Establishing a comprehensive national family planning strategy is a long and difficult process, especially for a country like Peru, that remains within the confines of Catholicism, and whose rural population remain isolated and uninformed. In 2016, in response to a court ruling, free emergency contraception was made available through the country’s health centres, with the contraceptive pill being offered free of charge within 30 days. It is a step in the right direction, especially concerning Peru’s poorest regions.

Peru has instituted a USAID-supported national policy that guarantees couples the right to determine freely the number and spacing of their children. Importantly, the policy has enabled poor and rural communities to have access to modern contraceptives through government facilities. According to USAID, “This partnership led to a five-fold increase in modern contraceptive use between 1970 and 2015, which reduced unintended pregnancies and decreased the average number of births per woman and coincided with dramatic improvements in maternal and child survival.”

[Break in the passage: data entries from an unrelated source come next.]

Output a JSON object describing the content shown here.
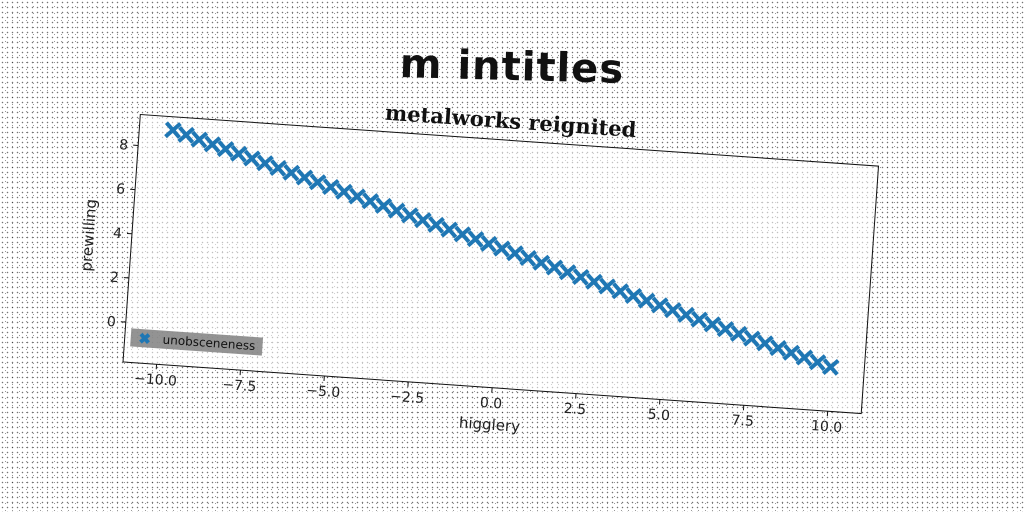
{
  "figure": {
    "suptitle": "m intitles"
  },
  "chart_data": {
    "type": "scatter",
    "title": "metalworks reignited",
    "xlabel": "higglery",
    "ylabel": "prewilling",
    "xlim": [
      -11,
      11
    ],
    "ylim": [
      -1.8,
      9.4
    ],
    "xticks": [
      -10.0,
      -7.5,
      -5.0,
      -2.5,
      0.0,
      2.5,
      5.0,
      7.5,
      10.0
    ],
    "xtick_labels": [
      "−10.0",
      "−7.5",
      "−5.0",
      "−2.5",
      "0.0",
      "2.5",
      "5.0",
      "7.5",
      "10.0"
    ],
    "yticks": [
      0,
      2,
      4,
      6,
      8
    ],
    "ytick_labels": [
      "0",
      "2",
      "4",
      "6",
      "8"
    ],
    "grid": false,
    "legend_position": "lower-left",
    "series": [
      {
        "name": "unobsceneness",
        "color": "#1f77b4",
        "marker": "x",
        "line": {
          "slope": -0.43,
          "intercept": 4.5,
          "x_start": -10,
          "x_end": 10,
          "n_points": 51
        }
      }
    ]
  }
}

The progress that Peru has made, concerning family planning, is encouraging. But what about Fujimori’s victims? If Peru had the political will to bring those responsible to justice, it could do so. The question of obtaining justice for a barbaric sterilisation campaign that has mutilated thousands of Peruvian women, surfaces only during election campaigns. In the 2016 presidential election, Pedro Kuczynski was running against Alberto Fujimori’s daughter, Keiko. Kuczynski won by the narrowest of margins. During the campaign, he had promised to reopen the investigation into what really happened under Fujimori, and to prosecute those responsible. The same unkept promises had been made by his predecessor, Ollanta Humala. Both abandoned them when taking office. The broken promises may have more to do with the fact that both presidents ran in consecutive elections against the daughter of Alberto Fujimori, who systematically downplayed the sterilisations and even questioned the truth in some of the stories.

Peruvian politics will probably have the final say in this tragedy, as it continually stalls and politicizes the sterilisations. Many of the victims are no longer here to testify, having died in the waiting room of a non-existent court of justice. The Quipu project may just have more value than you could imagine, in a continuing struggle that is more about politics, than it is about women.